According to a report from the New York Times, a letter sent in secret to Attorney General Bill Barr asking him to intercede in the case of former Donald Trump aide Michael Flynn, set in motion a move by the Justice Department to force a judge to set aside Flynn's guilty pleas.
The report notes that Flynn attorney Sidney Powell, who used her appearances on Fox News to get Donald Trump's attention, sent off a letter over a year ago asking for Barr to appoint an outsider to look at the case that was already in the sentencing stage.
The Times reports, "Asking for 'utmost confidentiality,' Ms. Powell told Mr. Barr that the case against Mr. Flynn, the president’s former national security adviser who had pleaded guilty to lying to the F.B.I., smacked of 'corruption of our beloved government institutions for what appears to be political purposes.'"
As the report notes, Barr took up the case that has led to the Justice Department pressuring Judge Emmet G. Sullivan to set aside the pleas and let Flynn walk.
"The private correspondence between Ms. Powell and Mr. Barr, disclosed in a little-noticed court filing last fall, was the first step toward a once-obscure lawyer and a powerful attorney general finding common cause in a battle to dismantle the legacy of the investigations into President Trump and his allies," the report states, adding that Barr's interference has roiled the Justice Department and has now led to a showdown between Sullivan and a Trump-appointed Judge Neomi Rao who wrote last week that Sullivan needs to drop his challenge to the department's decision.

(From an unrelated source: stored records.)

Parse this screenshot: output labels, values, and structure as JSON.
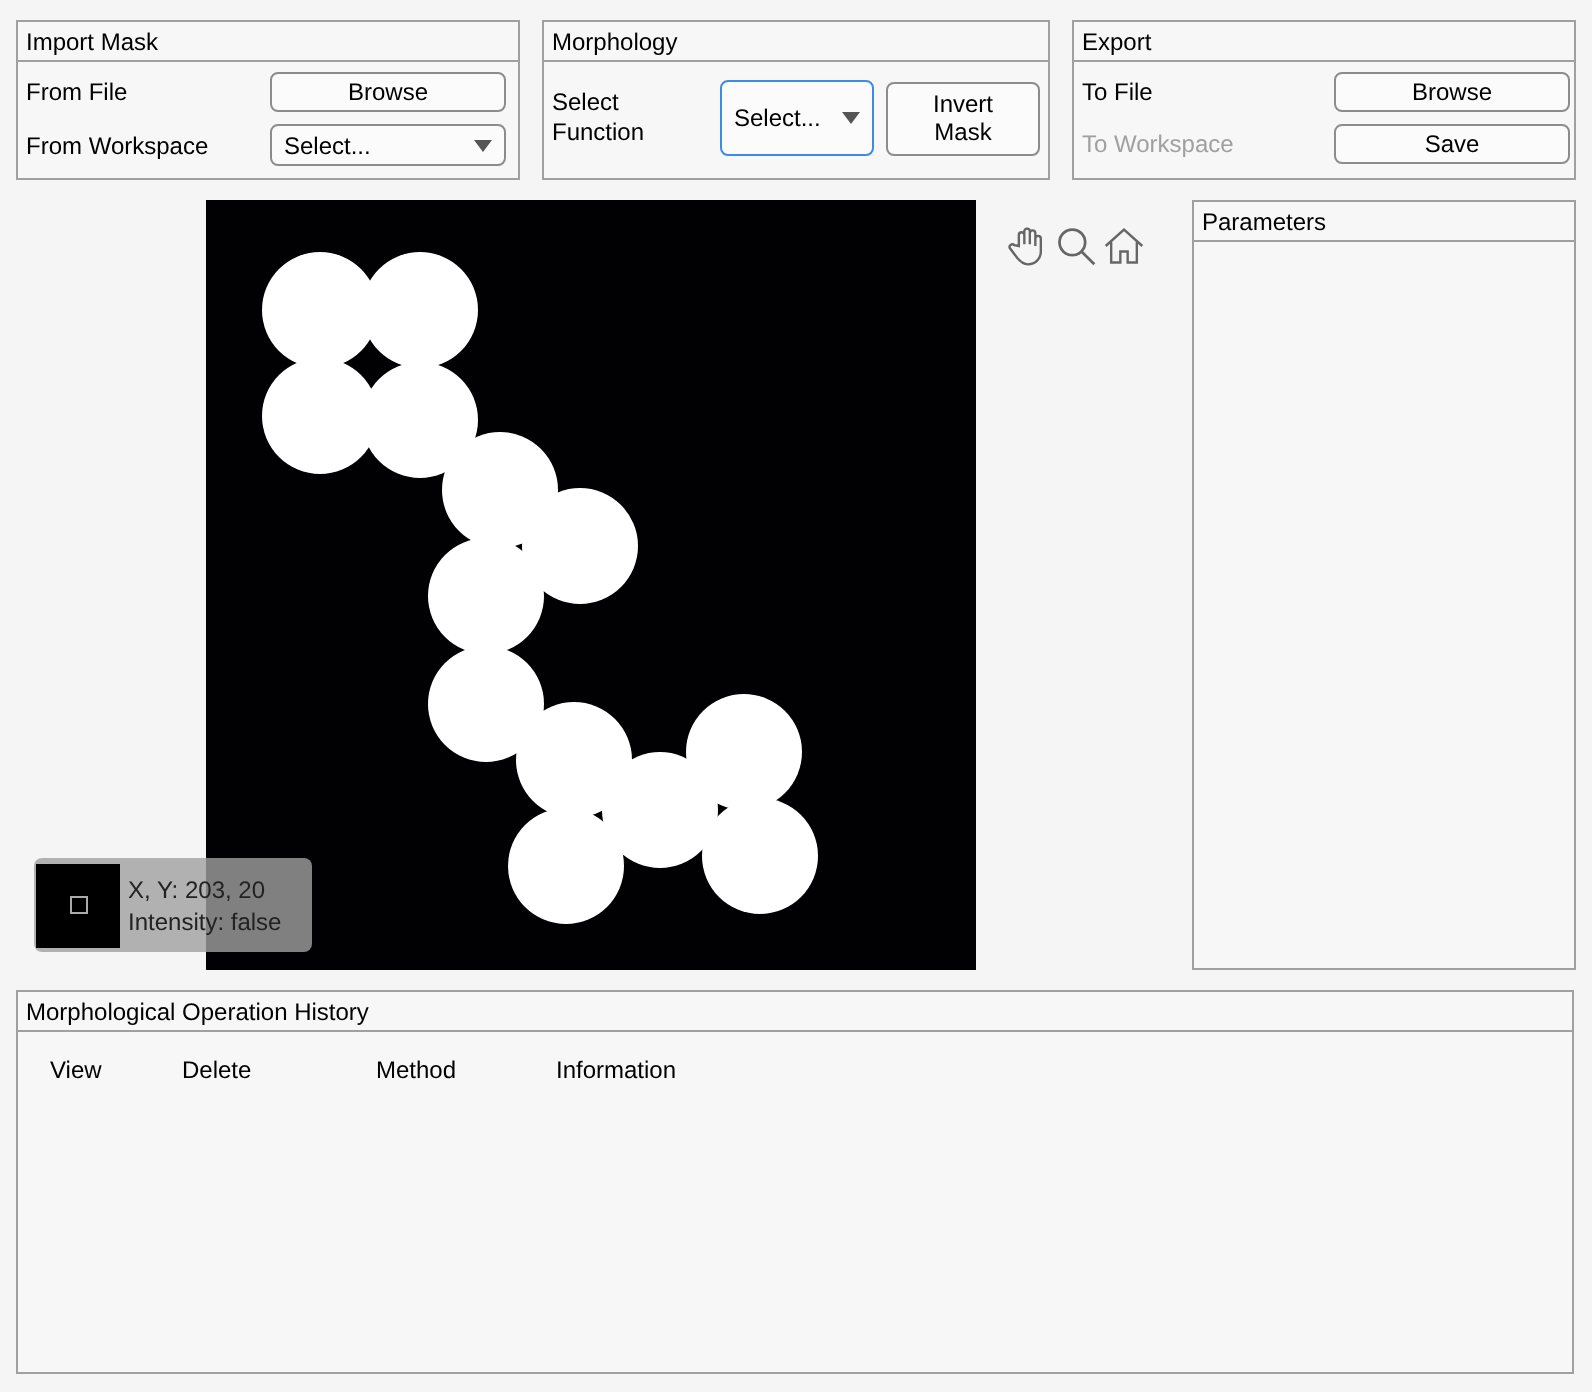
{
  "import_mask": {
    "title": "Import Mask",
    "from_file_label": "From File",
    "browse_button": "Browse",
    "from_workspace_label": "From Workspace",
    "workspace_dropdown": "Select..."
  },
  "morphology": {
    "title": "Morphology",
    "select_function_label": "Select Function",
    "function_dropdown": "Select...",
    "invert_button": "Invert Mask"
  },
  "export": {
    "title": "Export",
    "to_file_label": "To File",
    "browse_button": "Browse",
    "to_workspace_label": "To Workspace",
    "to_workspace_disabled": true,
    "save_button": "Save"
  },
  "pixel_info": {
    "coords": "X, Y: 203, 20",
    "intensity": "Intensity: false"
  },
  "parameters": {
    "title": "Parameters"
  },
  "history": {
    "title": "Morphological Operation History",
    "columns": [
      "View",
      "Delete",
      "Method",
      "Information"
    ]
  }
}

Adding, "Judge Sullivan suspended his review but has not dismissed the charge, suggesting that the extraordinary legal and political saga is not yet over," the report goes on to point out that critics of Barr's decision are still stunned by his interference in a case that had already been completed for the most part.
"It’s hard to think of anything remotely like this,” explained former federal prosecutor David Alan Sklansky. “The Justice Department has taken somebody who has twice pleaded guilty, in a case where the trial judge has considered and already rejected claims of government wrongdoing, and prosecutors now say we’d like to dismiss the case and don’t think it should have been brought in the first place.”